Muhtar biraz düşündü ve “M.Ö. 200 yılına, Kedompos Dağı’ndaki Kedus’un Sarayı’na gidelim.” dedi.
Ben de “Olur!” dedim. Zamanı ayarladık ve portala adım attık. Gitmeden önce bir kediye dönüşmem gerektiğini öğrendim. Turuncu beyaz bir kedi oldum ve adımı Turki koydum. Saraya vardığımızda Kedus bizi görünce şaşkınlıkla sordu:
– Siz de kimsiniz? Neden geldiniz?
Hemen cevap verdik:
– Biz gelecekten geliyoruz ve size birkaç şey göstermemiz gerekiyor.
Kedus kaşlarını çattı:
– Tamam, gösterin. Ama faydalı olmazsa sizi köpeklere salarım.
Hemen işe koyulduk. O dönemin en iyi mimarlarına gittik ve onlara okul fikrimizi sunduk. Fikri çok beğendiler ve üç ayda yirmi okul yaptılar. Öğretmenler yetiştirip kedilere yazmayı, matematiği ve fen bilimlerini öğrettik. Bir süre sonra halkın %80’i kedice yazabiliyor ve temel bilimleri anlayabiliyordu.

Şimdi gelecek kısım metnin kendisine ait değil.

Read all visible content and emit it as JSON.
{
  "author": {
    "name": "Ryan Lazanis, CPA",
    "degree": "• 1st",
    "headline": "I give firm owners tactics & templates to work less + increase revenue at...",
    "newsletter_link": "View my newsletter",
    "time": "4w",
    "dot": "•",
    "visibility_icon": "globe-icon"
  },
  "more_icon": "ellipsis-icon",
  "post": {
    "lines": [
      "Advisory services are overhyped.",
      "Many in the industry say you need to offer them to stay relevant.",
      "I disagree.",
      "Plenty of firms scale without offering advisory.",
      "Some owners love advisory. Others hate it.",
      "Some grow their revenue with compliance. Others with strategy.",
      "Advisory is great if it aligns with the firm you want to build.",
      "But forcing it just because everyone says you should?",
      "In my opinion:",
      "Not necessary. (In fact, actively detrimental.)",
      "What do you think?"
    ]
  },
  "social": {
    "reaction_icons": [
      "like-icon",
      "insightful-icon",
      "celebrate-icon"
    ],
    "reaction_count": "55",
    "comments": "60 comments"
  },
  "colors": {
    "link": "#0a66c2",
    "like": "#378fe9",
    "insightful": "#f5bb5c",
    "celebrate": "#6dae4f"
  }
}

Sırada bir kütüphane yapmak vardı. Kütüphaneyi hızla inşa ettik, ancak kitap eksikti. Bu yüzden yeni kitaplar yazdırdık ve kütüphaneyi donattık. Kedilerle dolup taşan bir öğrenim merkezi haline geldi.
Bir gün, bazı kediler gelip çok sıkıldıklarını söylediler. Bunun üzerine tiyatro gösterileri düzenledik. Herkes bizi sevmişti ama gitme zamanımız gelmişti. Gitmeden önce, orada geçirdiğim zamanın hayatımın en iyi kararı olduğunu düşündüm. Orası çok gelişmişti.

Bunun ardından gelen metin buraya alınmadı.